What to do when there’s nothing you can do
Part of being a mindful parent means taking a moment to think about how we parent. Most of us know what we should do, and this blog is an opportunity have a reminder to take time to actually do it! This blog is contemplating strategies for co-operation.
This MINDFUL MOMENTS blog is about focusing on how to break the cycle of children misbehaving and resisting doing what you are asking them to do. Often, what appears to be a simple request can escalate into a frustrating power struggle for both of you. We all have those moments when we grit our teeth and question why our children ‘don’t listen to a thing I say!!’ There are a number of issues to be mindful of in addressing this. Here are a few as ‘food for thought’…
In order to explore strategies for co-operation, let’s use an example of a child who although capable, refuses to get dressed after bath time…

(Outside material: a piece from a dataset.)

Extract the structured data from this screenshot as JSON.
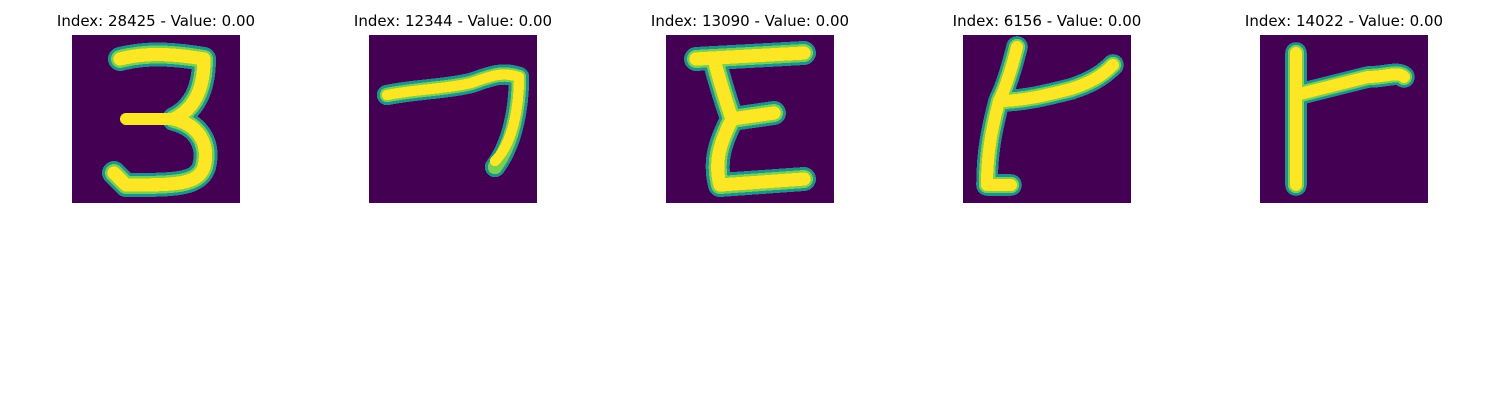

- Preparation is key. Giving your child preparation for what is expected of them often helps them to adjust to the change in activity that is required from for example playing in the bath to getting out and getting dressed. By giving a five or ten minute warning for them to finish the task that they are busy with (we are going to be getting out the bath soon) and then explaining what they need to do next, (and then you need to dry yourself and get dressed) often helps them to adjust to the next required task. Involving them in counting down, using an egg timer or a stopwatch can be a fun way to prepare them
- The next step is to question ourselves regarding whether what we are asking our child to do is reasonable, given their age and capability, and considering the input that we are offering. It can be useful to help make tasks less overwhelming by saying things like ‘help mummy to get you ready by doing the dressing while I do the tidying up’. Doing it together while offering encouragement often makes a task more do-able for a child.
- Acknowledge their feelings and when they say they don’t want to do it, you can respond by saying ‘yes I know it’s not fun or you would rather play in the bath longer, but it’s something that has to be done and then you can go and play”. Often granting the wish in fantasy by saying things like “I wish you didn’t have to get dressed and could just stay in your towel all night, but then you would get cold and that would make us sad” can de-escalate the issue as they feel that you understand their feelings.
- Encourage a sense of independence in your child by offering choices such as would you like to wear your red or blue pyjamas and would you like to put on your shirt or trousers first?
- Be firm and convey to your child that you are being serious. Be clear about consequences and make sure your child understands the consequences of not complying in advance. Make sure that the consequences fit the task that they are required to do.
- Give them a chance to ‘make right’. It is important that you give your child a chance to comply with what you have asked and rather than repeating your demand over and over, say if you don’t do it by the time the clock reaches… then this will be the consequence. Telling them that they have one warning and then the consequence will apply also gives them an opportunity to ‘make right’.
- Be consistent and make sure you follow through with the consequences that you have agreed upon. It is essential that you only choose consequences that you are able to follow through with, as empty threats will not help them to comply in the long term. Your child needs to know that you mean what you say.
- Make sure that you can move on – once they have had consequences imposed, don’t hold a grudge as this becomes a cycle of the self-fulfilling prophecy of being a naughty child. You want them to rather have the sense of a clean slate where they can get it right next time.
- Make sure you catch them ’being good’ and doing what you ask – and offer a lot of recognition and praise for doing the task, letting them know how much you appreciate their co-operation.
- Be realistic!! All children are sometimes un-co-operative and want to assert their independence. Most of these issues can be tackled by thinking about some of these strategies and implementing them. There are however times where more specialist support may be needed, especially when defiant behaviour is intense, has a lengthy duration, interferes with their functioning at home or at school or interferes significantly with their relationships with friends, family or teachers.
These strategies are a handful of many, and they can be applied to getting dressed, doing homework, tidying up, bath time etc.